Todo transcurre en cámara lenta… la gente, los ruidos, el momento. No alcanzo a descifrar qué acaba de pasar y estoy confundida. Llegan bomberos y más policías, sé que no es mi lugar, pero me siento en la banqueta al lado de una parte de su auto. —Despiértate —me digo a mí misma.
Recupero la compostura y empiezo a sentir una ansiedad imperante que me paraliza el cuerpo… primero mis manos, luego mi cuello y al final mi rostro. No dejo que me domine y me levanto dirigiéndome a casa. Llego y despierto a mi hermana, llamo a mi abuela y dejo todo preparado antes de salir de ahí para irme al hospital. Recibo una llamada de mi madre, quien se sorprende al saber que yo estaba enterada de todo. —Te explico cuando llegue —exclamo.
Pido un taxi y en el camino el conductor me cuenta que hace una hora vio un coche rojo estrellarse contra un poste. —Estuvo terrible, señorita, seguro el conductor no sobrevivió.
Me río con coraje hacia adentro. ¿En qué estaba pensando papá? Dejo de escuchar al taxista y busco una respuesta a mi pregunta. Recuerdo cómo la noche previa lo había dejado bien en casa antes de irme a una cena navideña, donde di gracias por todo menos por mi familia.
Qué irónica puede ser la vida, ahora que estoy cerca de perder una parte muy importante de ella, la valoro.
La llegada a mi destino me distrae de mis pensamientos. Entro a la sala de urgencias y veo a mi madre pálida en una esquina, camino hacia ella y me abraza, yo no sé qué decir, me siento vacía. Antes de hablar entra un doctor a dictaminar la amalgama de problemas de mi papá —Tiene cuatro costillas rotas, la pierna fuera de órbita que si no colocamos va a perder, la nariz también está rota, uno de sus pulmones colapsó, hay sangre alrededor de su corazón y lo más importante es que tiene dos vértebras de la columna rotas, necesitamos que firme estos papeles para autorizar los procedimientos.
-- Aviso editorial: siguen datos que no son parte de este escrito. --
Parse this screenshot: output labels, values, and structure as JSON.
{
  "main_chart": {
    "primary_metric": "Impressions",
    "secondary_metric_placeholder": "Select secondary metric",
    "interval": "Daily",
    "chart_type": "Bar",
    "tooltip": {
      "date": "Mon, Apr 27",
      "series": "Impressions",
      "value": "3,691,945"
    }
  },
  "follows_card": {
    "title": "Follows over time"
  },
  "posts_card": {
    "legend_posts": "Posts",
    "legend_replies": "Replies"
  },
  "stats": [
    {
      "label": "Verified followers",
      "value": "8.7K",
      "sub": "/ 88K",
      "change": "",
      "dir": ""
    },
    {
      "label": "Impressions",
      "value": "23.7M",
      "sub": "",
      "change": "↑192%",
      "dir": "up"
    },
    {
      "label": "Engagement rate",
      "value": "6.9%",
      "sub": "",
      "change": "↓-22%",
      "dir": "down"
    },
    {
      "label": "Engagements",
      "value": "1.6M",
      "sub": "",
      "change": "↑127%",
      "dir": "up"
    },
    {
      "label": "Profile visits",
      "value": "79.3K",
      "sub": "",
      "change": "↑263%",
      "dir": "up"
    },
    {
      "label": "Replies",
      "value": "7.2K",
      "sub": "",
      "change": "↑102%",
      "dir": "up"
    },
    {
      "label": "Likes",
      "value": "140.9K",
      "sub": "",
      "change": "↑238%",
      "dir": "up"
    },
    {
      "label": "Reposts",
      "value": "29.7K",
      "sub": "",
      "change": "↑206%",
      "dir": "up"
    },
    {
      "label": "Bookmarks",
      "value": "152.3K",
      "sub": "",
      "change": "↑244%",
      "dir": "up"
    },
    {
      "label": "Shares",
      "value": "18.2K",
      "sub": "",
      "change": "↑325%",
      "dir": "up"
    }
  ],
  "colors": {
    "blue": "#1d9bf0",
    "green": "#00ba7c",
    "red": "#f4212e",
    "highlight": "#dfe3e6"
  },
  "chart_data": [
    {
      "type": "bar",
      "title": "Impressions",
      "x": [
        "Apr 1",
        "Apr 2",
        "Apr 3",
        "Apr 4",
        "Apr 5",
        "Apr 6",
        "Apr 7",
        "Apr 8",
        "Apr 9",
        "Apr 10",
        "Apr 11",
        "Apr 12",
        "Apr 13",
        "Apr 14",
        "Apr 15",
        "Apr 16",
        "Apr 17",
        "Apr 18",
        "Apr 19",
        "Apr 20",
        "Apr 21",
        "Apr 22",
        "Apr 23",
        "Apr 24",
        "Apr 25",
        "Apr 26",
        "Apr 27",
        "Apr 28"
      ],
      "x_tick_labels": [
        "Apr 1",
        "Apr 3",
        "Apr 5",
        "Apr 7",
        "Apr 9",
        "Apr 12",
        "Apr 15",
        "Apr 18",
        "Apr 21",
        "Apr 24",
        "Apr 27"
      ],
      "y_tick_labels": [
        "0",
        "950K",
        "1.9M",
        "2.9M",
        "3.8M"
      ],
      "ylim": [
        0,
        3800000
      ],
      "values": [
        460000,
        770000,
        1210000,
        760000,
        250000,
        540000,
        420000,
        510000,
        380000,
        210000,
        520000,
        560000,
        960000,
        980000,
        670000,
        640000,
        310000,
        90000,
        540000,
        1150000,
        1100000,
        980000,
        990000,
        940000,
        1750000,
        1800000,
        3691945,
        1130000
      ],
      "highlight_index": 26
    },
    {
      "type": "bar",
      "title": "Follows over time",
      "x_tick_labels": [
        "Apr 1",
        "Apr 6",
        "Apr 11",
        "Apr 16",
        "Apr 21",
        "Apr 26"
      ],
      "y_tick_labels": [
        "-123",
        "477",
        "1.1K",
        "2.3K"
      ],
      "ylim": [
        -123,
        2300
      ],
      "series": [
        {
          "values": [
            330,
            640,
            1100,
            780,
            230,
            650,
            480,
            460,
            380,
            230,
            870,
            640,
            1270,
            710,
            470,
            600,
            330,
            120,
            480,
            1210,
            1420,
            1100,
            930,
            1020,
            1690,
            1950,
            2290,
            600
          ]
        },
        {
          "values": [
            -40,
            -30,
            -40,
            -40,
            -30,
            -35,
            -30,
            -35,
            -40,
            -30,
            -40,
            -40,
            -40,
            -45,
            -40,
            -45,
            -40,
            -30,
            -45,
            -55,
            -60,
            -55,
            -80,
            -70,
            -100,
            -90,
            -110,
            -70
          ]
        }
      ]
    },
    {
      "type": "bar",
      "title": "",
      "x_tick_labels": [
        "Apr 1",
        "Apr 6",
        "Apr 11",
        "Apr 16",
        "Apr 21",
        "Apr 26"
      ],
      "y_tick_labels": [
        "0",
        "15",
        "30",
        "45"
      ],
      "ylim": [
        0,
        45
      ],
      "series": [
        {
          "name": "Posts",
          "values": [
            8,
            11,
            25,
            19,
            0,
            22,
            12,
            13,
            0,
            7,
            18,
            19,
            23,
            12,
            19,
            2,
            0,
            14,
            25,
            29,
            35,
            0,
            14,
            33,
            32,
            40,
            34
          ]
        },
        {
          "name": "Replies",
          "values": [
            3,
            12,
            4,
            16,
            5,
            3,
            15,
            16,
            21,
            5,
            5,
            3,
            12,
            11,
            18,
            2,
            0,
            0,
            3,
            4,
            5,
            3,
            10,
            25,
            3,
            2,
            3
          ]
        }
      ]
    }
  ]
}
Mi mamá firma los papeles y yo solamente me quedo viendo al médico, no puedo creer que una persona pueda estar así de mal, parece que está al borde de la muerte. Como es de costumbre mi mente empieza a pensar lo peor, recuerdo con nostalgia todo lo que mi padre me enseñó como si él ya no estuviera aquí, pero olvido que está a unos cuantos pasos luchando por su vida. —Vamos a tener que ser muy fuertes —me dice mi madre.
Yo asiento con la cabeza y vuelvo a sentarme en la silla del hospital, pasan dos horas, las peores de mi vida, la incertidumbre me invade, es un sentimiento terrible, estás en el borde de la miseria y no sabes en qué momento la vida te va a empujar al vacío. Mientras el nudo de mi garganta va creciendo y mis manos se congelan de nuevo, escucho a un par de enfermeras platicar por una esquina. —Ayer hubo luna de sangre, ¿sabías?